Bruce Conner
BOMBHEAD, 2002/1989
Pigment on RC photo and Somerset paper, acrylic
32 x 25 in
Edition of 20 (10 on RC photo, 10 on Somerset)
Sold out

Edition Information

BOMBHEAD was originally conceived as a newspaper and photocopy collage by Bruce Conner in 1989. This edition of BOMBHEAD was scanned using the original negatives of a portrait of Bruce Conner by Edmund Shea and an atomic bomb photo from the National Archives, Library of Congress. It was digitally edited by Bruce Conner and Donald Farnsworth at Magnolia Editions in Oakland, California. The printing was done on an Epson 9600 piezo printer using gray and black pigmented ink. Bruce Conner accidentally hand painted the drop of blood on the atomic symbol on the tie with acrylic paint.

Bruce Conner
Walker Art Center

For the past four decades, Bruce Conner’s work has defied easy categorization. [Bruce Conner recently participated] at the Walker as part of the exhibition Beat Culture and the New America: 1950-1965, he is perhaps best known for his landmark assemblages and kinetic, short films of the 1950s and 1960s. But Conner has also done extraordinary work in painting, drawing, sculpture, collage, printmaking, and photography. Today Conner is recognized as one of the most influential artists of his generation. 2000 BC: THE BRUCE CONNER STORY PART II presents some 150 works in a broad range of media to provide a much-needed introduction to the variety of work by this prolific artist. However, it is not a retrospective. As the exhibition title suggests, there are many other parts to the Bruce Conner story, as yet untold. This one places special emphasis on his filmmaking and his exploration of the physical, metaphorical, and metaphysical properties of light and dark.

Born in Kansas and later associated with the 1950s renaissance of poetry and visual art in San Francisco, Conner first attracted public attention with his moody nylon-shrouded assemblages–complex sculptures of such found objects as women’s stockings, costume jewelry, bicycle wheels, and broken dolls, often combined with collaged or painted surfaces. Erotically charged and tinged with echoes of both the Surrealist tradition and San Francisco’s Victorian past, his assemblages–such as RATBASTARD (1958) and THE BRIDE (1960)–resonate with themes of beauty, death, and the loss of innocence and established him as one of the leading figures in the international assemblage movement.

After a yearlong sojourn in Mexico, Conner returned to California and became an active force of the 1960s San Francisco counterculture.

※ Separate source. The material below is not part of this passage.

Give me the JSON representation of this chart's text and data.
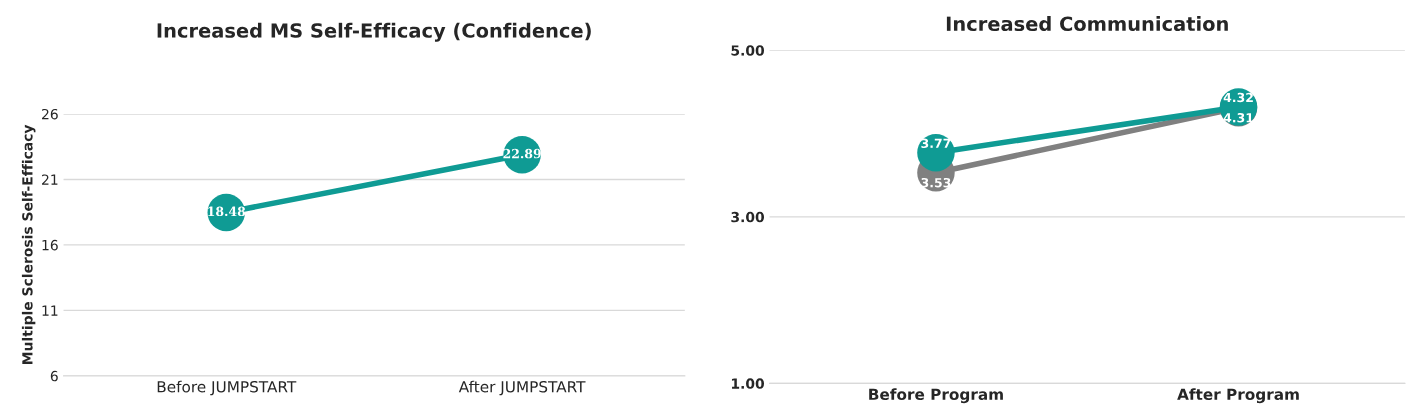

Included in this exhibition are examples of his intricate black-and-white mandala drawings as well as his elaborate collages made from scraps of 19th-century engravings, which remain icons of the period’s sensory-based spirituality. During the 1970s, Conner focused on drawing and photography, producing the dramatic, life-sized photograms from the ANGELS series (1973-1975) as well as intimately scaled inkblot drawings such as DREAM TIME IN TOTEM LAND (1975). In recent years, the artist has continued to work on a small scale, producing collages and inkblot drawings that sustain an original sensibility with a refreshing new perspective.

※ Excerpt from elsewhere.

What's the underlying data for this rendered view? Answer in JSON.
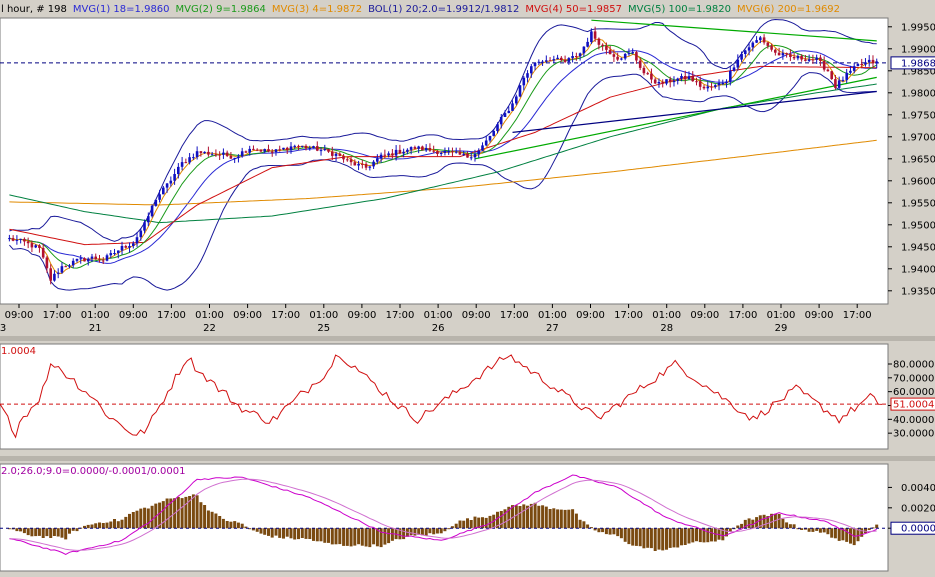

If Conner’s assemblages probed beneath the turbulent 1950s and 1960s, then his films from the same period further revealed the roots of this troubled American psyche. In 1958 he began making short movies in a style that established him as one of the most important figures in postwar independent filmmaking. His innovative technique can be best seen in his first film, A MOVIE (1958), an editing tour-de-force made entirely by piecing together scraps of B-movie condensations, newsreels, novelty shorts, and other pre-existing footage. His subsequent films are most often fast-paced collages of found and new footage, and he was among the first to use pop music for film sound tracks. Conner’s films have inspired generations of filmmakers and are now considered to be the precursors of the music video genre.